Le cinéaste Jacques Rivette est mort le 29 janvier. Il avait 87 ans. Il aura incarné, de manière sans doute plus juste qu’aucun autre réalisateur lié à ce mouvement, ce qu’on pourrait appeler l’esprit de la Nouvelle Vague: sa radicalité, son goût pour l’expérimentation, son rapport intense à la fois avec l’histoire de l’art du cinéma et avec les dynamiques du monde réel.

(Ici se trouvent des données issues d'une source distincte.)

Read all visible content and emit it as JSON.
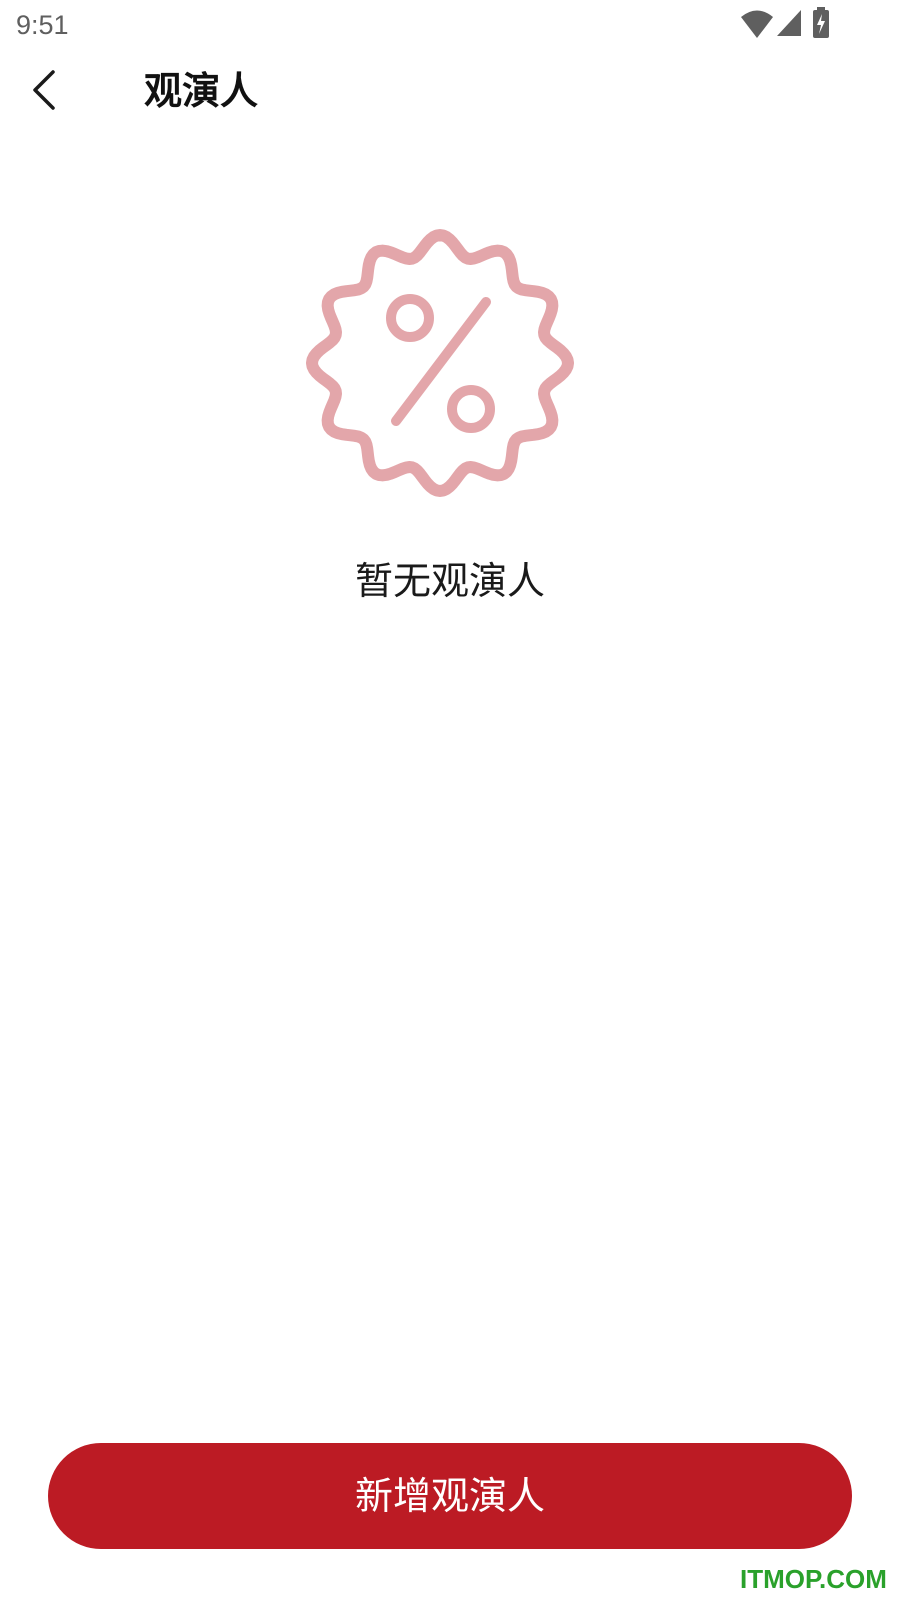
{
  "status_bar": {
    "time": "9:51",
    "icons": [
      "wifi-icon",
      "cellular-signal-icon",
      "battery-charging-icon"
    ]
  },
  "header": {
    "back_icon": "chevron-left-icon",
    "title": "观演人"
  },
  "empty_state": {
    "icon": "discount-badge-icon",
    "message": "暂无观演人"
  },
  "actions": {
    "add_label": "新增观演人"
  },
  "watermark": "ITMOP.COM",
  "colors": {
    "primary": "#bc1b24",
    "illustration": "#e3a6aa",
    "watermark": "#2aa12b"
  }
}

Provincial monté à Paris de son Rouen natal, déjà passionné et grand connaisseur de littérature à 20 ans, il rencontre un aîné dans une librairie du quartier latin, Maurice Scherer, qui bientôt s’appellera Eric Rohmer. Ensemble, ils participent à la création d’une petite revue de cinéma, puis rejoignent vite la rédaction des Cahiers du cinéma, créés et dirigés par André Bazin, et avec comme collègues notamment François Truffaut, Jean-Luc Godard et Claude Chabrol. Rivette s’y révèle un critique acéré et érudit, doté d’un humour aussi vif que sa capacité d’admiration et d’analyse –un article comme «Génie de Howard Hawks», publié en mai 1953, qui jouera un rôle important dans la construction de la pensée des Cahiers, en est un bon exemple, comme le seraient ses textes sur Rossellini et Mizoguchi.
Personnalité marquante de la bande des «Jeunes Turcs» qui fait alors la réputation polémique de la revue, il est sans doute celui qui, en même temps qu’à l’esthétique, accorde le plus d’importance aux questions d’économie et de politique publique du cinéma. Il est d’ailleurs le seul à faire preuve alors d’une conscience politique, inclinant à gauche. Godard a raconté comment, ayant un jour trouvé à son goût un rythme répété par des automobilistes avec leur klaxon, il s’était fait vertement engueuler par Rivette puisqu’il s’agissait du rythme 3-2 du slogan «Algérie française», antienne de l’extrême droite d’alors. L’anecdote est significative: Godard n’était pas pro-Algérie française, mais il ne portait attention qu’à la vertu esthétique. C’est assez représentatif d’une revue dont les autres jeunes rédacteurs, faute de s’intéresser à la politique, ont souvent été taxés de réactionnaires en des temps où il était exigé d’afficher ses engagements.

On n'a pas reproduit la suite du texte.